IoTを活用した都市型遠隔診療の効果実証研究を開始

ByMedtec Japan編集部

9月6日、ITベンチャーのポート株式会社(本社:新宿区)と東京女子医科大学は共同で、IoTを活用した「都市型遠隔診療」の安全性および有効性に関する実証研究を開始すると発表し、共同記者会見を行った(右写真)。

ポートは2015年11月に国内初の遠隔診療プラットフォームサービス「ポートメディカル」の提供を開始し、今年6月には宮崎県日南市と無医地区での遠隔医療の実証事業をスタート。代表取締役CEOの春日博文氏によると、遠隔診療への進出のきっかけは同社のメディア利用者(月間1,000万を超えるアクティブユーザー)から、医療・ヘルスケア分野はインターネット上でソリューションを見つけられるサービスが少ないという声が多かったことだったという。

今回の実証研究では高血圧診療を対象とする。東京女子医科大学の市原淳弘氏(高血圧・内分泌内科学講座 主任教授)からは、高血圧診療の現状と課題について解説があった。

日本で高血圧の患者数は4,300万人と推計されるほど一般的な病気となっているが、問題なのは脳卒中や狭心症、心筋梗塞など死亡に直結する病気につながる可能性がありながら、未受診率が約50%であること。その要因として通院する手間や病院での待ち時間などがあげられる。遠隔診療を活用した利便性の向上によって、受診率の改善に加えて、多くの患者で良好な血圧コントロールが得られ、長期的には高血圧が原因となる病気の予防により医療経済上のメリットなども得られる可能性がある。

ポートとしても、患者が通院継続のハードルを越えられず、症状を悪化させて、重大疾患に陥るケースが多い高血圧に着目。治療継続率を向上させることによって、重症化予防、健康寿命の延伸につながるという点で、「ポートメディカル」の有効性が高いと考えた。

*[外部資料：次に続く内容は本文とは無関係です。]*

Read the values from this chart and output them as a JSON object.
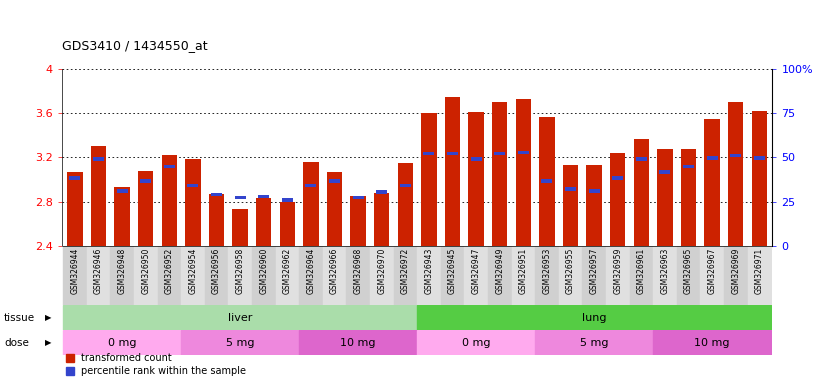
{
  "title": "GDS3410 / 1434550_at",
  "samples": [
    "GSM326944",
    "GSM326946",
    "GSM326948",
    "GSM326950",
    "GSM326952",
    "GSM326954",
    "GSM326956",
    "GSM326958",
    "GSM326960",
    "GSM326962",
    "GSM326964",
    "GSM326966",
    "GSM326968",
    "GSM326970",
    "GSM326972",
    "GSM326943",
    "GSM326945",
    "GSM326947",
    "GSM326949",
    "GSM326951",
    "GSM326953",
    "GSM326955",
    "GSM326957",
    "GSM326959",
    "GSM326961",
    "GSM326963",
    "GSM326965",
    "GSM326967",
    "GSM326969",
    "GSM326971"
  ],
  "red_values": [
    3.07,
    3.3,
    2.93,
    3.08,
    3.22,
    3.19,
    2.87,
    2.73,
    2.83,
    2.8,
    3.16,
    3.07,
    2.85,
    2.88,
    3.15,
    3.6,
    3.75,
    3.61,
    3.7,
    3.73,
    3.57,
    3.13,
    3.13,
    3.24,
    3.37,
    3.28,
    3.28,
    3.55,
    3.7,
    3.62
  ],
  "blue_values": [
    3.0,
    3.17,
    2.88,
    2.97,
    3.1,
    2.93,
    2.85,
    2.82,
    2.83,
    2.8,
    2.93,
    2.97,
    2.82,
    2.87,
    2.93,
    3.22,
    3.22,
    3.17,
    3.22,
    3.23,
    2.97,
    2.9,
    2.88,
    3.0,
    3.17,
    3.05,
    3.1,
    3.18,
    3.2,
    3.18
  ],
  "ymin": 2.4,
  "ymax": 4.0,
  "yticks": [
    2.4,
    2.8,
    3.2,
    3.6,
    4.0
  ],
  "ytick_labels": [
    "2.4",
    "2.8",
    "3.2",
    "3.6",
    "4"
  ],
  "right_yticks": [
    0,
    25,
    50,
    75,
    100
  ],
  "right_ytick_labels": [
    "0",
    "25",
    "50",
    "75",
    "100%"
  ],
  "bar_color": "#cc2200",
  "blue_color": "#3344cc",
  "tissue_groups": [
    {
      "label": "liver",
      "start": 0,
      "end": 14,
      "color": "#aaddaa"
    },
    {
      "label": "lung",
      "start": 15,
      "end": 29,
      "color": "#55cc44"
    }
  ],
  "dose_groups": [
    {
      "label": "0 mg",
      "start": 0,
      "end": 4,
      "color": "#ffaaee"
    },
    {
      "label": "5 mg",
      "start": 5,
      "end": 9,
      "color": "#ee88dd"
    },
    {
      "label": "10 mg",
      "start": 10,
      "end": 14,
      "color": "#dd66cc"
    },
    {
      "label": "0 mg",
      "start": 15,
      "end": 19,
      "color": "#ffaaee"
    },
    {
      "label": "5 mg",
      "start": 20,
      "end": 24,
      "color": "#ee88dd"
    },
    {
      "label": "10 mg",
      "start": 25,
      "end": 29,
      "color": "#dd66cc"
    }
  ],
  "xtick_bg_even": "#d0d0d0",
  "xtick_bg_odd": "#e0e0e0"
}
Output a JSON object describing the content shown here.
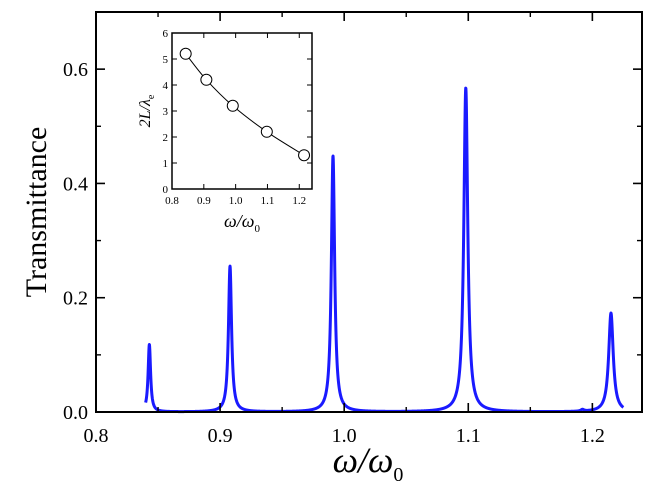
{
  "chart_data": [
    {
      "name": "main",
      "type": "line",
      "xlabel": {
        "main": "ω/ω",
        "sub": "0"
      },
      "ylabel": "Transmittance",
      "xlim": [
        0.8,
        1.24
      ],
      "ylim": [
        0,
        0.7
      ],
      "xticks": [
        0.8,
        0.9,
        1.0,
        1.1,
        1.2
      ],
      "xtick_labels": [
        "0.8",
        "0.9",
        "1.0",
        "1.1",
        "1.2"
      ],
      "yticks": [
        0.0,
        0.2,
        0.4,
        0.6
      ],
      "ytick_labels": [
        "0.0",
        "0.2",
        "0.4",
        "0.6"
      ],
      "series": [
        {
          "name": "transmittance",
          "color": "#1a1aff",
          "peaks": [
            {
              "x": 0.843,
              "height": 0.118,
              "width": 0.0012
            },
            {
              "x": 0.908,
              "height": 0.255,
              "width": 0.0015
            },
            {
              "x": 0.991,
              "height": 0.448,
              "width": 0.0016
            },
            {
              "x": 1.098,
              "height": 0.567,
              "width": 0.0019
            },
            {
              "x": 1.192,
              "height": 0.003,
              "width": 0.0015
            },
            {
              "x": 1.215,
              "height": 0.173,
              "width": 0.0022
            }
          ]
        }
      ]
    },
    {
      "name": "inset",
      "type": "line",
      "xlabel": {
        "main": "ω/ω",
        "sub": "0"
      },
      "ylabel": {
        "main": "2L/λ",
        "sub": "e"
      },
      "xlim": [
        0.8,
        1.24
      ],
      "ylim": [
        0,
        6
      ],
      "xticks": [
        0.8,
        0.9,
        1.0,
        1.1,
        1.2
      ],
      "xtick_labels": [
        "0.8",
        "0.9",
        "1.0",
        "1.1",
        "1.2"
      ],
      "yticks": [
        0,
        1,
        2,
        3,
        4,
        5,
        6
      ],
      "ytick_labels": [
        "0",
        "1",
        "2",
        "3",
        "4",
        "5",
        "6"
      ],
      "series": [
        {
          "name": "2L/lambda_e",
          "color": "#000000",
          "marker": "open-circle",
          "x": [
            0.843,
            0.908,
            0.991,
            1.098,
            1.215
          ],
          "y": [
            5.2,
            4.2,
            3.2,
            2.2,
            1.3
          ]
        }
      ]
    }
  ]
}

高血圧遠隔診療は下図のイメージで、各プロセスは以下の通り。

  1. 血圧を測る
    患者はオムロン自動血圧計HEM-9200Tを用いて自己血圧測定を週3回以上実施し、自己所有の通信機器(スマートフォン等)を介して測定データを随時サーバーに送信。
  2. 血圧を診る
    担当医は定期的に家庭血圧データを参照して治療方針を決定。
  3. コミュニケーション
    担当医は電話に加え必要に応じてチャットやメールなどの通信手段を用いて所見と治療方針を伝える。
  4. 薬の配達
    担当医は、患者との意思確認をもって内服薬を処方。処方された内服薬はポートメディカルサービス(ポート社と患者の間で別途契約締結)により患者の自宅に郵送。
  5. 支払
    遠隔診療の費用はポート社が収納を代行。

※ オムロン自動血圧計HEM-9200Tはボタン1つで操作ができるシンプル設計、見やすく大きな液晶画面など使いやすさを追求した上腕式血圧計。Bluetooth通信機能を搭載し、測定データをポートメディカル血圧管理アプリに簡単に転送し、管理できる。

今回の実証研究が画期的なのは、東京女子医科大学病院の倫理委員会の承認も得たうえで、無作為割り付けの臨床試験として行う点だ。

東京女子医科大学の谷田部淳一氏(高血圧・内分泌内科 准講師)は臨床試験の概要を解説。これまで、高血圧に対して非対面型の遠隔診療(telemedicine)の安全性・有効性を検証した臨床試験は海外で行われており、従来型の対面診療より優れるという結果が示されている。日本では、家庭血圧測定の効果を検証した臨床試験はあるものの、遠隔診療をテーマにした試験は前例がない。今回の試験は、患者を「遠隔診療群」と「従来診療群」に無作為に割り付け1年間評価し、その後1年ごとに自由意思で再割り付けを行い、最長5年間フォローアップを行う。患者数は450を目標とし、生活習慣病の遠隔診療モデルのエビデンス構築の第一歩となることを目指す。

今回の研究が、地方での遠隔診療や糖尿病など他の生活習慣病の遠隔診療の効果検証のモデルとなることも将来的に期待されると矢田部氏。

ポートは2015年から医師を採用し社内で医学研究チームも始動させており、今回の臨床試験を通じて遠隔診療の仕組みをさらに改良し、医療機関との連携につなげていく考えだ。